“If I could live a perfect day, what would that look like?” – Todd Brison (Podcast)


As I mentioned earlier, I’m planning on quitting my day job and becoming a full-time freelancer as of March, 2017. I’ve been working on my new portfolio and connecting with people online to find out how they did it, and I’m really excited.

Of course, I also feel a bit anxious about the whole thing. It’s not like I have the financial freedom to not earn money, so the thought that I won’t be getting a steady income is making me waver a bit. But enough of that, I’ll save the angst for paper.

I’ve been listening to a podcast between the founder of Epic Freelancing, Josh Hoffman, and the author of The Creative’s Curse, Todd Brison. The Creative’s Curse is about learning to live with the thing that’s holding you back from realising your creative life.

One of the questions Brison asks really made me thing: “If I could live a perfect day, what would that look like?”

And I realised, I have had perfect days. It’s not lying on the beach on a remote island. I’ve been there, done that, got bored on the third day.

So, what would my perfect day look like?

I would get up really early and take the dog for a walk. I won’t be too tired and grumpy from the daily grind, and I would feel the cool air on my skin as the sun comes up, all the while trying to dissuade her from peeing on the neighbours’ lawns. Walking is a massive part of my thinking process.

I would get home after 45 minutes, take a shower, make a pot of tea or coffee and settle in behind my laptop. I will not open my email, I will not check Facebook or Twitter. I will write, really write, for a few hours until I’m satisfied.
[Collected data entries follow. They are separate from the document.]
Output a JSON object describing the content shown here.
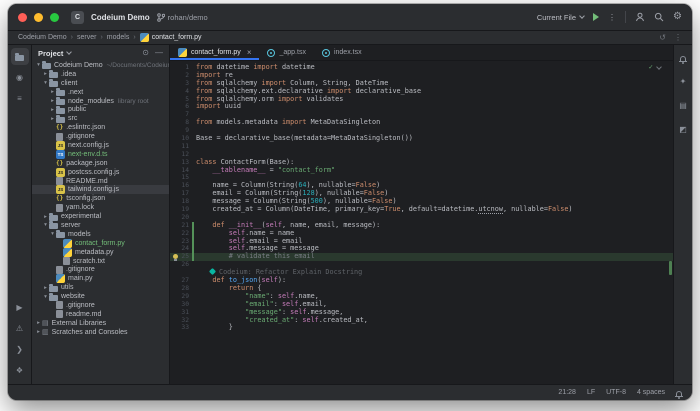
{
  "colors": {
    "accent_blue": "#3574f0",
    "vcs_added_green": "#73bd79",
    "selection_gray": "#393b40",
    "editor_background": "#1e1f22",
    "panel_background": "#2b2d30",
    "caret_line_green": "#2d4233",
    "keyword_orange": "#cf8e6d",
    "string_green": "#6aab73",
    "number_teal": "#2aacb8",
    "codeium_teal": "#09b6a2"
  },
  "window_controls": [
    {
      "name": "close"
    },
    {
      "name": "minimize"
    },
    {
      "name": "zoom"
    }
  ],
  "title_bar": {
    "project_initial": "C",
    "project_name": "Codeium Demo",
    "branch_name": "rohan/demo",
    "run_config": "Current File"
  },
  "nav_bar": {
    "breadcrumbs": [
      {
        "label": "Codeium Demo"
      },
      {
        "label": "server"
      },
      {
        "label": "models"
      },
      {
        "label": "contact_form.py",
        "icon": "python"
      }
    ]
  },
  "tool_strips": {
    "left_top": [
      {
        "name": "project",
        "active": true
      },
      {
        "name": "commit"
      },
      {
        "name": "structure"
      }
    ],
    "left_bottom": [
      {
        "name": "run"
      },
      {
        "name": "problems"
      },
      {
        "name": "terminal"
      },
      {
        "name": "services"
      }
    ],
    "right_top": [
      {
        "name": "notifications"
      },
      {
        "name": "ai-assistant"
      },
      {
        "name": "database"
      },
      {
        "name": "plugins"
      }
    ]
  },
  "project_panel": {
    "title": "Project",
    "tree": [
      {
        "label": "Codeium Demo",
        "extra": "~/Documents/Codeium Demo",
        "icon": "folder",
        "indent": 0,
        "arrow": "open"
      },
      {
        "label": ".idea",
        "icon": "folder",
        "indent": 1,
        "arrow": "closed"
      },
      {
        "label": "client",
        "icon": "folder",
        "indent": 1,
        "arrow": "open"
      },
      {
        "label": ".next",
        "icon": "folder",
        "indent": 2,
        "arrow": "closed"
      },
      {
        "label": "node_modules",
        "extra": "library root",
        "icon": "folder",
        "indent": 2,
        "arrow": "closed"
      },
      {
        "label": "public",
        "icon": "folder",
        "indent": 2,
        "arrow": "closed"
      },
      {
        "label": "src",
        "icon": "folder",
        "indent": 2,
        "arrow": "closed"
      },
      {
        "label": ".eslintrc.json",
        "icon": "json",
        "indent": 2
      },
      {
        "label": ".gitignore",
        "icon": "gitignore",
        "indent": 2
      },
      {
        "label": "next.config.js",
        "icon": "js",
        "indent": 2
      },
      {
        "label": "next-env.d.ts",
        "icon": "ts",
        "indent": 2,
        "cls": "added"
      },
      {
        "label": "package.json",
        "icon": "json",
        "indent": 2
      },
      {
        "label": "postcss.config.js",
        "icon": "js",
        "indent": 2
      },
      {
        "label": "README.md",
        "icon": "md",
        "indent": 2
      },
      {
        "label": "tailwind.config.js",
        "icon": "js",
        "indent": 2,
        "selected": true
      },
      {
        "label": "tsconfig.json",
        "icon": "json",
        "indent": 2
      },
      {
        "label": "yarn.lock",
        "icon": "lock",
        "indent": 2
      },
      {
        "label": "experimental",
        "icon": "folder",
        "indent": 1,
        "arrow": "closed"
      },
      {
        "label": "server",
        "icon": "folder",
        "indent": 1,
        "arrow": "open"
      },
      {
        "label": "models",
        "icon": "folder",
        "indent": 2,
        "arrow": "open"
      },
      {
        "label": "contact_form.py",
        "icon": "python",
        "indent": 3,
        "cls": "added"
      },
      {
        "label": "metadata.py",
        "icon": "python",
        "indent": 3
      },
      {
        "label": "scratch.txt",
        "icon": "txt",
        "indent": 3
      },
      {
        "label": ".gitignore",
        "icon": "gitignore",
        "indent": 2
      },
      {
        "label": "main.py",
        "icon": "python",
        "indent": 2
      },
      {
        "label": "utils",
        "icon": "folder",
        "indent": 1,
        "arrow": "closed"
      },
      {
        "label": "website",
        "icon": "folder",
        "indent": 1,
        "arrow": "open"
      },
      {
        "label": ".gitignore",
        "icon": "gitignore",
        "indent": 2
      },
      {
        "label": "readme.md",
        "icon": "md",
        "indent": 2
      },
      {
        "label": "External Libraries",
        "icon": "library",
        "indent": 0,
        "arrow": "closed"
      },
      {
        "label": "Scratches and Consoles",
        "icon": "scratch",
        "indent": 0,
        "arrow": "closed"
      }
    ]
  },
  "editor": {
    "tabs": [
      {
        "label": "contact_form.py",
        "icon": "python",
        "active": true
      },
      {
        "label": "_app.tsx",
        "icon": "react"
      },
      {
        "label": "index.tsx",
        "icon": "react"
      }
    ],
    "lines": [
      {
        "n": "1",
        "seg": [
          {
            "t": "from ",
            "c": "kw"
          },
          {
            "t": "datetime "
          },
          {
            "t": "import ",
            "c": "kw"
          },
          {
            "t": "datetime"
          }
        ]
      },
      {
        "n": "2",
        "seg": [
          {
            "t": "import ",
            "c": "kw"
          },
          {
            "t": "re"
          }
        ]
      },
      {
        "n": "3",
        "seg": [
          {
            "t": "from ",
            "c": "kw"
          },
          {
            "t": "sqlalchemy "
          },
          {
            "t": "import ",
            "c": "kw"
          },
          {
            "t": "Column, String, DateTime"
          }
        ]
      },
      {
        "n": "4",
        "seg": [
          {
            "t": "from ",
            "c": "kw"
          },
          {
            "t": "sqlalchemy.ext.declarative "
          },
          {
            "t": "import ",
            "c": "kw"
          },
          {
            "t": "declarative_base"
          }
        ]
      },
      {
        "n": "5",
        "seg": [
          {
            "t": "from ",
            "c": "kw"
          },
          {
            "t": "sqlalchemy.orm "
          },
          {
            "t": "import ",
            "c": "kw"
          },
          {
            "t": "validates"
          }
        ]
      },
      {
        "n": "6",
        "seg": [
          {
            "t": "import ",
            "c": "kw"
          },
          {
            "t": "uuid"
          }
        ]
      },
      {
        "n": "7",
        "seg": []
      },
      {
        "n": "8",
        "seg": [
          {
            "t": "from ",
            "c": "kw"
          },
          {
            "t": "models.metadata "
          },
          {
            "t": "import ",
            "c": "kw"
          },
          {
            "t": "MetaDataSingleton"
          }
        ]
      },
      {
        "n": "9",
        "seg": []
      },
      {
        "n": "10",
        "seg": [
          {
            "t": "Base = declarative_base(metadata=MetaDataSingleton())"
          }
        ]
      },
      {
        "n": "11",
        "seg": []
      },
      {
        "n": "12",
        "seg": []
      },
      {
        "n": "13",
        "seg": [
          {
            "t": "class ",
            "c": "kw"
          },
          {
            "t": "ContactForm(Base):"
          }
        ]
      },
      {
        "n": "14",
        "seg": [
          {
            "t": "    "
          },
          {
            "t": "__tablename__ ",
            "c": "self"
          },
          {
            "t": "= "
          },
          {
            "t": "\"contact_form\"",
            "c": "str"
          }
        ]
      },
      {
        "n": "15",
        "seg": []
      },
      {
        "n": "16",
        "seg": [
          {
            "t": "    name = Column(String("
          },
          {
            "t": "64",
            "c": "num"
          },
          {
            "t": "), nullable="
          },
          {
            "t": "False",
            "c": "kw"
          },
          {
            "t": ")"
          }
        ]
      },
      {
        "n": "17",
        "seg": [
          {
            "t": "    email = Column(String("
          },
          {
            "t": "128",
            "c": "num"
          },
          {
            "t": "), nullable="
          },
          {
            "t": "False",
            "c": "kw"
          },
          {
            "t": ")"
          }
        ]
      },
      {
        "n": "18",
        "seg": [
          {
            "t": "    message = Column(String("
          },
          {
            "t": "500",
            "c": "num"
          },
          {
            "t": "), nullable="
          },
          {
            "t": "False",
            "c": "kw"
          },
          {
            "t": ")"
          }
        ]
      },
      {
        "n": "19",
        "seg": [
          {
            "t": "    created_at = Column(DateTime, primary_key="
          },
          {
            "t": "True",
            "c": "kw"
          },
          {
            "t": ", default=datetime."
          },
          {
            "t": "utcnow",
            "c": "warn"
          },
          {
            "t": ", nullable="
          },
          {
            "t": "False",
            "c": "kw"
          },
          {
            "t": ")"
          }
        ]
      },
      {
        "n": "20",
        "seg": []
      },
      {
        "n": "21",
        "chg": true,
        "seg": [
          {
            "t": "    "
          },
          {
            "t": "def ",
            "c": "kw"
          },
          {
            "t": "__init__",
            "c": "self"
          },
          {
            "t": "("
          },
          {
            "t": "self",
            "c": "self"
          },
          {
            "t": ", name, email, message):"
          }
        ]
      },
      {
        "n": "22",
        "chg": true,
        "seg": [
          {
            "t": "        "
          },
          {
            "t": "self",
            "c": "self"
          },
          {
            "t": ".name = name"
          }
        ]
      },
      {
        "n": "23",
        "chg": true,
        "seg": [
          {
            "t": "        "
          },
          {
            "t": "self",
            "c": "self"
          },
          {
            "t": ".email = email"
          }
        ]
      },
      {
        "n": "24",
        "chg": true,
        "seg": [
          {
            "t": "        "
          },
          {
            "t": "self",
            "c": "self"
          },
          {
            "t": ".message = message"
          }
        ]
      },
      {
        "n": "25",
        "chg": true,
        "hl": true,
        "bulb": true,
        "seg": [
          {
            "t": "        "
          },
          {
            "t": "# validate this email",
            "c": "cm"
          }
        ]
      },
      {
        "n": "26",
        "seg": []
      },
      {
        "n": "",
        "hint": true,
        "seg": [
          {
            "t": "Codeium: Refactor Explain Docstring",
            "c": "hint"
          }
        ]
      },
      {
        "n": "27",
        "seg": [
          {
            "t": "    "
          },
          {
            "t": "def ",
            "c": "kw"
          },
          {
            "t": "to_json",
            "c": "fn"
          },
          {
            "t": "("
          },
          {
            "t": "self",
            "c": "self"
          },
          {
            "t": "):"
          }
        ]
      },
      {
        "n": "28",
        "seg": [
          {
            "t": "        "
          },
          {
            "t": "return ",
            "c": "kw"
          },
          {
            "t": "{"
          }
        ]
      },
      {
        "n": "29",
        "seg": [
          {
            "t": "            "
          },
          {
            "t": "\"name\"",
            "c": "str"
          },
          {
            "t": ": "
          },
          {
            "t": "self",
            "c": "self"
          },
          {
            "t": ".name,"
          }
        ]
      },
      {
        "n": "30",
        "seg": [
          {
            "t": "            "
          },
          {
            "t": "\"email\"",
            "c": "str"
          },
          {
            "t": ": "
          },
          {
            "t": "self",
            "c": "self"
          },
          {
            "t": ".email,"
          }
        ]
      },
      {
        "n": "31",
        "seg": [
          {
            "t": "            "
          },
          {
            "t": "\"message\"",
            "c": "str"
          },
          {
            "t": ": "
          },
          {
            "t": "self",
            "c": "self"
          },
          {
            "t": ".message,"
          }
        ]
      },
      {
        "n": "32",
        "seg": [
          {
            "t": "            "
          },
          {
            "t": "\"created_at\"",
            "c": "str"
          },
          {
            "t": ": "
          },
          {
            "t": "self",
            "c": "self"
          },
          {
            "t": ".created_at,"
          }
        ]
      },
      {
        "n": "33",
        "seg": [
          {
            "t": "        }"
          }
        ]
      }
    ]
  },
  "status_bar": {
    "items": [
      {
        "name": "cursor-position",
        "label": "21:28"
      },
      {
        "name": "line-separator",
        "label": "LF"
      },
      {
        "name": "file-encoding",
        "label": "UTF-8"
      },
      {
        "name": "indent-style",
        "label": "4 spaces"
      }
    ]
  }
}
Then I’ll have more coffee, and decide what to do next. I would divide my writing up into three sections: Creative writing (a novel, or a long-form project) early in the morning, followed by mid-morning writing for money (short-term projects) and writing for relationships (long-term pitches). I would do the work that scares me the most first, because I had an editor who taught me that in writing it’s important to swallow the frog.

In the evening, my husband would come home from school and we would have dinner and watch Netflix and cuddle. And I won’t be grumpy because I spent my creative energy in a positive way.

And that would be my day. I’d designate one day for admin like invoicing and speaking to people, and the rest I would just do the thing I love to do: write and research and be myself. I might even start a podcast or a BookTube account in which I talk about the books I’m reading or the places I’d like to visit. I’d resume my creative journal keeping, I’d plan lessons on creative writing that I could teach at local libraries or schools.

I would love to have the flexibility to go to international book fairs and to get paid to write about these events.

And I would read. Oh, to have enough hours in the day to read undisturbed. To read quality articles, good books, not just scrolling the headlines endlessly.

I know it’s a simple day, but this is what I want. I guess, the ideal is to do what I like, and to find people who want to read the end results.

I’m so happy I listened to this podcast. Thank you, Josh Hoffman and Todd Brison.